La crociata contro Orbán sembra meritare qualche altro approfondimento. Il premier ungherese era già in carica – per la prima volta – quando l’Ungheria ottenne l’apertura dei colloqui per l’adesione alla Ue, nel 1998. Erano trascorsi già nove anni dalla caduta del Muro, che aveva segnato la fine della Guerra fredda. E Budapest aveva atteso cinque anni prima di avanzare la prima richiesta di ingresso nell’Unione. Questa fu concessa infine nel 2002 e le frontiere furono abbattute nel 2004. L’Ungheria dovette attendere dunque quindici anni in tutto per uscire definitivamente dal quarantennio sovietico, pur essendo un Paese di millenaria appartenenza all’Europa. Qualcuno può ragionevolmente contestare a Orbán i dubbi sull’apertura immediata di colloqui con l’Ucraina di Volodymyr Zelensky, un Paese in guerra, privo di tradizioni democratiche e di dubbia “europeità”?
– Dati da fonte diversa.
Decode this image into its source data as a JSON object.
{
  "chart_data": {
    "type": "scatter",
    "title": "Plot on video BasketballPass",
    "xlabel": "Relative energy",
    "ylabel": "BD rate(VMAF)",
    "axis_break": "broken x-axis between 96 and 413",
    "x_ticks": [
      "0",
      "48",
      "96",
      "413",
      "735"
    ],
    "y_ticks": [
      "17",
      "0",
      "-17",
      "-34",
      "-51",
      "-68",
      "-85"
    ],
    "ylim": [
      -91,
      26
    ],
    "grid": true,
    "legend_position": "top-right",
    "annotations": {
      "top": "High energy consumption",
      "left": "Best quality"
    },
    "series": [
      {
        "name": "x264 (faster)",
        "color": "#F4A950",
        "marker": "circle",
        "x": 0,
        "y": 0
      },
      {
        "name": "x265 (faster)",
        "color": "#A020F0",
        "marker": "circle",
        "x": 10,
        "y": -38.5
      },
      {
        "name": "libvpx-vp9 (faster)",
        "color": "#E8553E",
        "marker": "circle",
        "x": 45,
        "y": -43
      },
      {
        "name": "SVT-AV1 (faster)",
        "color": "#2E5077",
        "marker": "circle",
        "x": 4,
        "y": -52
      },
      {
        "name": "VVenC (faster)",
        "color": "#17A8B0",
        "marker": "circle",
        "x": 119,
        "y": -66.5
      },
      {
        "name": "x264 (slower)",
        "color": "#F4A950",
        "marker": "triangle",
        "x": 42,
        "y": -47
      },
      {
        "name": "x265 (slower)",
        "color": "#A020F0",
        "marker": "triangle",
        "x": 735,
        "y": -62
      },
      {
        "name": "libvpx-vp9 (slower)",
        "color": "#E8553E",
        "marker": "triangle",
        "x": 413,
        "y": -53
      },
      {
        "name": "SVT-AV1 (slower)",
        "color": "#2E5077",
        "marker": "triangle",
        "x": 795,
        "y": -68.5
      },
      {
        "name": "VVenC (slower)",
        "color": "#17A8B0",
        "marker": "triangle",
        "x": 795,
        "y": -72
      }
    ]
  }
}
Non da ultimo. Quando Orbán aprì e condusse la fase negoziale con la Ue, in Italia la maggioranza parlamentare era di centrosinistra. Mattarella, capogruppo alla Camera della Margherita dopo la vittoria dell’Ulivo nel 1996, fu poi vicepremier di Massimo D’Alema e quindi ministro della Difesa nel governo Amato (negli anni, fra l’altro, dell’intervento Nato nei Balcani). Fu quell’Italia che – assieme agli altri partner Ue – esaminò e alla fine promosse l’Ungheria di Orbán. E l’ingresso effettivo di Budapest maturò quando presidente della Commissione Ue era Prodi.
Può darsi che a distanza di due decenni, l’Ungheria di Orbán abbia effettivamente perso i requisiti per restare nell’Unione e che gli stessi Paesi e le stesse forze politiche che allora lo accolsero nella Ue si vedano obbligati a isolare e neutralizzare un “Paese impazzito”. Ma la soluzione del problema (verosimilmente non unico nell’Europa odierna) non può certo essere l’azzeramento tecnico del potere di veto ungherese nel Consiglio Ue. All’ultimo Consiglio Ue – che ha trattato Orbán quasi da paria – a capotavola c’era il presidente di turno della Ue, il premier socialista spagnolo Pedro Sánchez, che ha perso le ultime elezioni ma ottenuto la fiducia grazie a un pugno di separatisti catalani. Questo però solo in cambio dell’impegno ad amnistiare i leader protagonisti del “golpe” di Barcellona nel 2017: tuttora ricercati all’estero dalla magistratura iberica.